Incoming President Donald Trump has a unique opportunity to reverse this trend and should act quickly in the first 100 days to reinvigorate America’s quantum competitiveness. Technology competition is a defining feature of today’s geopolitical landscape and the strategic competition between the United States and China. Quantum—a technology with extraordinary economic and military potential—is set to play an outsized role in determining which country prevails. China already outperforms the United States in quantum communications and is making rapid progress in other subsets of quantum technology as well. But there are critical steps that the incoming administration can still take to win the quantum race.

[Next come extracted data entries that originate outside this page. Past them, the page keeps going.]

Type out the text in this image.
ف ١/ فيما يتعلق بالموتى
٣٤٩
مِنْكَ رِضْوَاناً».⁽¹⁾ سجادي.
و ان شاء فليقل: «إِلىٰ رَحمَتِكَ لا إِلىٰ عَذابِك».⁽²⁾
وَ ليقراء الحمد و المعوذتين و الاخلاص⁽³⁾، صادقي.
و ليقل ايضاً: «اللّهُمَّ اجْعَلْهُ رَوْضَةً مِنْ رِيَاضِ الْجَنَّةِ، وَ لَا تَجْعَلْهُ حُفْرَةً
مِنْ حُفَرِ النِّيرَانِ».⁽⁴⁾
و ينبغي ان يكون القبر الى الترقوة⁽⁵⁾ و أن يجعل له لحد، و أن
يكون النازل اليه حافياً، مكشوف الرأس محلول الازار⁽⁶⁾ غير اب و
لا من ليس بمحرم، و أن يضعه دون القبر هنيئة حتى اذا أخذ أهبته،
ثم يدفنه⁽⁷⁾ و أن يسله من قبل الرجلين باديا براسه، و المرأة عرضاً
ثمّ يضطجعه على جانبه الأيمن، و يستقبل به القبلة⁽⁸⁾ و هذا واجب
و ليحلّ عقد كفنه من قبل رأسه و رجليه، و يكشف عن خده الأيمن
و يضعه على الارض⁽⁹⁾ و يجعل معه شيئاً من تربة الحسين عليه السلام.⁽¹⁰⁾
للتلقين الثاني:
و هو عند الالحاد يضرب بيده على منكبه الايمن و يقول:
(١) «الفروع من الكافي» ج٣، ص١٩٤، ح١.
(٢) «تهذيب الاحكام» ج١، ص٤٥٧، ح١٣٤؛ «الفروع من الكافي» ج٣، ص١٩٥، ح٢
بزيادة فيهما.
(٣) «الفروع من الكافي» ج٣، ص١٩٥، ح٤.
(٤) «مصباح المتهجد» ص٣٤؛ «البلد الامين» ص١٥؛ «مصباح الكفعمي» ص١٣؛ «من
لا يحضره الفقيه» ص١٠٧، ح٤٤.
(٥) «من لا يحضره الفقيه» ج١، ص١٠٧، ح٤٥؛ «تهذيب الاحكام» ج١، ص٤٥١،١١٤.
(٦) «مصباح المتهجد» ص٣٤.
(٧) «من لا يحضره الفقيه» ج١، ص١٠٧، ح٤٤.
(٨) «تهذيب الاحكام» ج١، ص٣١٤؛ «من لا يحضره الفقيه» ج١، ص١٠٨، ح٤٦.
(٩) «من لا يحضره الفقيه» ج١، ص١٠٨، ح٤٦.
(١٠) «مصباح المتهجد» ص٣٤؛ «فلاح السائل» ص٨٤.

The United States’ long-standing supremacy in quantum technology—a bedrock of U.S. economic and national security—is in peril at an important inflection point.
Winning the Quantum Race
Quantum technology is an interdisciplinary field that combines quantum mechanics and information theory to produce new types of computers, sensors, and networks. The speed, precision, and functionality of quantum technologies far exceed that of classical technologies, which could help unlock transformative advancements across a range of industries. The far-reaching potential of quantum technology is what makes it so powerful—the countries with the best quantum technologies will also have the best pharmaceuticals, batteries, fertilizers, intelligence collection, and weapons systems. Quantum technology leadership enhances overall national competitiveness while lagging in quantum could mean falling behind in vital sectors, from energy to pharmaceuticals to material design and agriculture.
Given its prospective impact, quantum has become a key battleground in the technology competition between the United States and China. The first-mover benefits associated with quantum technologies are substantial. The first country to scale, commercialize, and integrate quantum will unlock a toolkit of capabilities—such as the ability to crack public key encryption or conduct complex surveillance operations—that non-quantum equipped adversaries will struggle to counter. The country leading in quantum also will possess science and engineering expertise that is extremely difficult to cultivate and could take competitors years to replicate.